A lot of agent discussion is still stuck at the model layer.

Which model should route the task? Which one should plan? Which one should write? Which one should reason harder?

That matters, but it misses the bigger production problem.

Teams usually do not get blocked because the model cannot think. They get blocked because nobody is comfortable with what the agent is allowed to do once the model decides to act.

That is a runtime policy problem.

If an agent can touch tools with consequences, you need a place to answer a few very boring and very important questions:

  • should this action run at all?
  • should a human review it first?
  • should another system review it first?
  • should this action be logged as routine or treated as sensitive?
  • if the same pattern appears again, should it still require the same attention?

Without that layer, teams end up in a bad tradeoff.

They either:

  • keep the agent heavily supervised and lose the value of autonomy

or:

  • loosen the controls and hope the system prompt plus common sense will save them

That hope does not scale.

This is why I think runtime policy is the more useful category than the broader governance language, at least for now.

Governance is the umbrella.

Runtime policy is the thing you can actually install.

That is the idea behind 5D Runtime Policy Engine: treat the moment before tool execution as a decision boundary.

Not after the tool lands.

Not somewhere vague in the prompt.

Right there.

Classify the action.

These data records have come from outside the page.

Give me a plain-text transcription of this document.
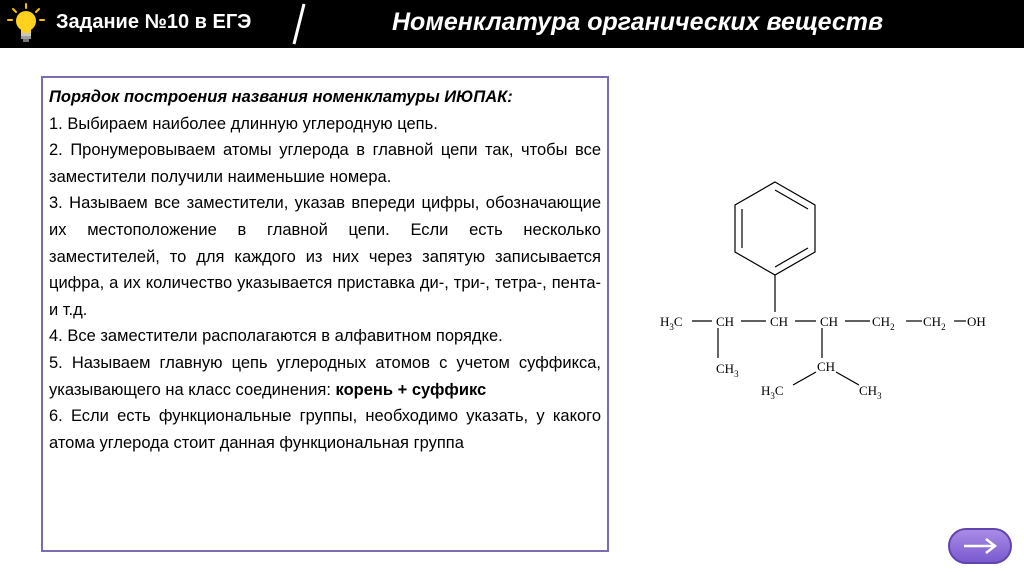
Задание №10 в ЕГЭ	Номенклатура органических веществ

Порядок построения названия номенклатуры ИЮПАК:

1. Выбираем наиболее длинную углеродную цепь.

2. Пронумеровываем атомы углерода в главной цепи так, чтобы все заместители получили наименьшие номера.

3. Называем все заместители, указав впереди цифры, обозначающие их местоположение в главной цепи. Если есть несколько заместителей, то для каждого из них через запятую записывается цифра, а их количество указывается приставка ди-, три-, тетра-, пента- и т.д.

4. Все заместители располагаются в алфавитном порядке.

5. Называем главную цепь углеродных атомов с учетом суффикса, указывающего на класс соединения: корень + суффикс

6. Если есть функциональные группы, необходимо указать, у какого атома углерода стоит данная функциональная группа

$H_3C$	CH	CH CH	$CH_2$ $CH_2$ OH
$CH_3$	CH
$H_3C$	$CH_3$
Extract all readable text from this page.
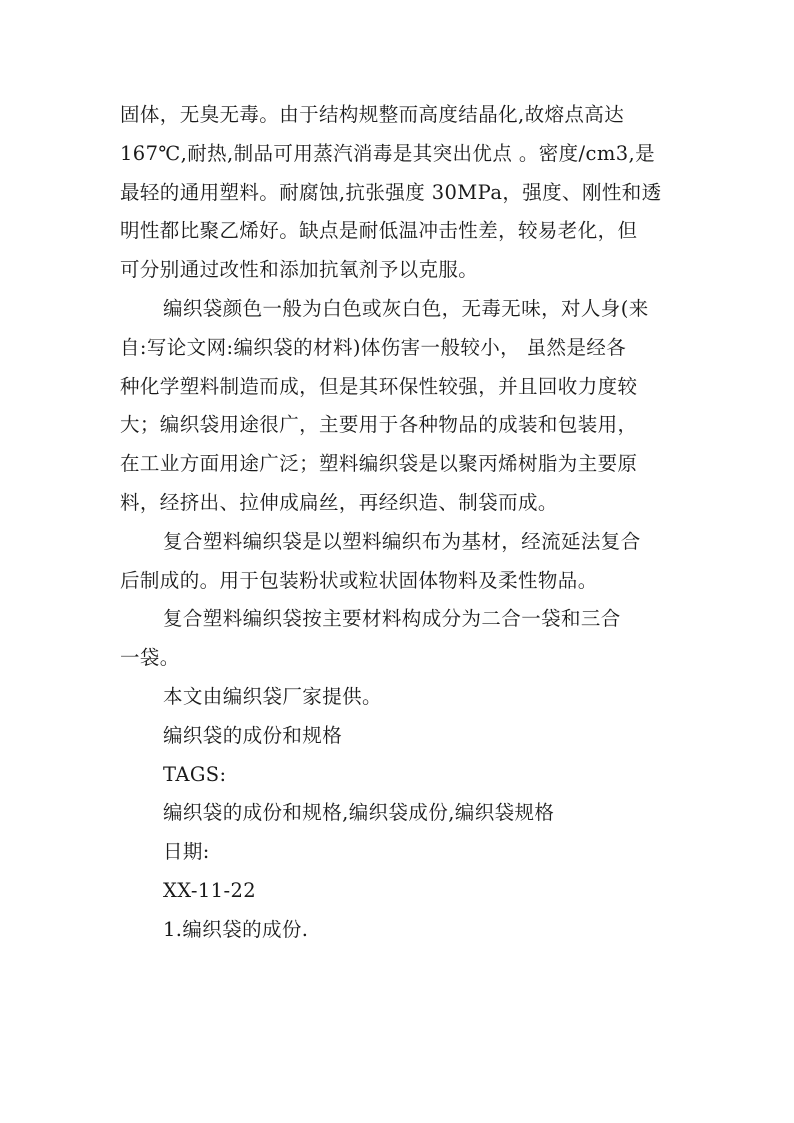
固体，无臭无毒。由于结构规整而高度结晶化,故熔点高达
167℃,耐热,制品可用蒸汽消毒是其突出优点 。密度/cm3,是
最轻的通用塑料。耐腐蚀,抗张强度 30MPa，强度、刚性和透
明性都比聚乙烯好。缺点是耐低温冲击性差，较易老化，但
可分别通过改性和添加抗氧剂予以克服。
编织袋颜色一般为白色或灰白色，无毒无味，对人身(来
自:写论文网:编织袋的材料)体伤害一般较小， 虽然是经各
种化学塑料制造而成，但是其环保性较强，并且回收力度较
大；编织袋用途很广，主要用于各种物品的成装和包装用，
在工业方面用途广泛；塑料编织袋是以聚丙烯树脂为主要原
料，经挤出、拉伸成扁丝，再经织造、制袋而成。
复合塑料编织袋是以塑料编织布为基材，经流延法复合
后制成的。用于包装粉状或粒状固体物料及柔性物品。
复合塑料编织袋按主要材料构成分为二合一袋和三合
一袋。
本文由编织袋厂家提供。
编织袋的成份和规格
TAGS:
编织袋的成份和规格,编织袋成份,编织袋规格
日期:
XX-11-22
1.编织袋的成份.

Score the risk. Return allow, review, or deny. Log the outcome. Optionally hand risky actions to a user or a separate review agent. Optionally let recurring safe patterns become less noisy over time if the user wants that.

That shape is small on purpose.

It is easier to trust a narrow kernel that does one real job than a giant “governance” platform that claims to solve everything before it solves the execution boundary well.

The strongest audience for this right now is not everybody building with AI.

It is:

  • coding-agent and ops-agent power users
  • teams trying to let agents run longer than a few supervised steps
  • builders putting agents near shell, writes, infra, APIs, secrets, or irreversible actions

Those are the people already feeling the pain.

If you are in that group, the useful question is not “how autonomous can my agent become?”

It is:

what policy layer do I trust between the agent and the side effect?

That is the layer I think is missing most often.